Comunicano i valori su cui "si fonda l’azienda", quindi più che una pubblicità di prodotto vanno intesi come una campagna istituzionale: l’azienda parla di sé, dei suoi obiettivi, dei suoi traguardi. Nel fare questo l’approccio comunicativo seguito si basa sull’esaltazione dell’estetica artistica.
La bellezza delle realizzazioni su sabbia, a primo impatto, colpisce più di qualsiasi altro accorgimento comunicativo: parole e simboli si rafforzano vicendevolmente nella performance dell’artista e l’apprezzamento estetico ha il sopravvento sulla dimensione cognitivo-razionale.
Anche la colonna sonora - Don’t stop di Fleetwood Mac (vedi traduzione italiana) - contribuisce a diffondere un messaggio di ottimismo.
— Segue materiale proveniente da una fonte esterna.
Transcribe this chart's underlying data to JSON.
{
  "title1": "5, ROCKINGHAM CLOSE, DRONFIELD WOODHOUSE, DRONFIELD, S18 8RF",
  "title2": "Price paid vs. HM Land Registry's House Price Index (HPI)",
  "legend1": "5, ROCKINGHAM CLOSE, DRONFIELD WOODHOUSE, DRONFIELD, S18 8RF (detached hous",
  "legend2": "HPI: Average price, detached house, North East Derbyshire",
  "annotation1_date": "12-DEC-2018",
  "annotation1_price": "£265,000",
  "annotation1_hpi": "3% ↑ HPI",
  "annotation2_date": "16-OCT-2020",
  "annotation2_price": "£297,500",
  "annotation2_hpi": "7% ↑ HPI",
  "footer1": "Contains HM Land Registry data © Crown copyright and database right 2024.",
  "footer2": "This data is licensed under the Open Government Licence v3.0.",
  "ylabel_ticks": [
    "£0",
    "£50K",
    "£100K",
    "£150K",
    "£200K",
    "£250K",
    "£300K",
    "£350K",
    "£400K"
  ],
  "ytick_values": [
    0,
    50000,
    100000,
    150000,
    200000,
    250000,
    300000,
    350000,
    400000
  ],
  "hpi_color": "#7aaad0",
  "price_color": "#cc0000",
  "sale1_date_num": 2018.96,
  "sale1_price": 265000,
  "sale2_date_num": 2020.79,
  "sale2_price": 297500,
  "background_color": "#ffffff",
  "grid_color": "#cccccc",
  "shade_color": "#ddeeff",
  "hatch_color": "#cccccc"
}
Spot che lasciano, quindi, allo spettatore sensazioni positive, derivanti da un mix armonico di stimolazioni sensoriali: uditive, visive ma anche tattili.
Eppure qualcosa non quadra.
Ora, i fondamenti di una strategia di Branding si basano su: 1) La Cultura; 2) I Valori; 3) La Mission; 4) La Personalità; 5) La Visual Identity; 6) L'Essenza.
I valori sono il senso profondo di un individuo nei confronti di cosa è giusto e sbagliato, e per questo aiutano nella scelta fra decisioni alternative. I sociologi sono concordi nel ritenere che l'aderire a un valore implichi accorciare le distanze da quanti la pensano allo stesso modo e allontanarsi dai restanti, dunque un valore è anche un mezzo per stabilire identità e differenziazione.
Per la marca è lo stesso: i valori che essa comunica all'esterno costituiscono una proposta implicita fatta agli interlocutori di aderire al suo mondo.
Se è vero che l’immagine costruita da ENI risulta coerente – come si evince per esempio osservando il sito web – con l’identità aziendale dichiarata ufficialmente, è anche vero che l’immagine di marca chiama in causa un ulteriore livello di valutazione, più importante: la percezione da parte del pubblico: il suo posizionamento.
Il marketing è, tra le altre cose, volto alla creazione del valore per il cliente, e uno dei suoi scopi è creare un posizionamento della marca (brand) nella mente del consumatore attraverso tecniche di brand management.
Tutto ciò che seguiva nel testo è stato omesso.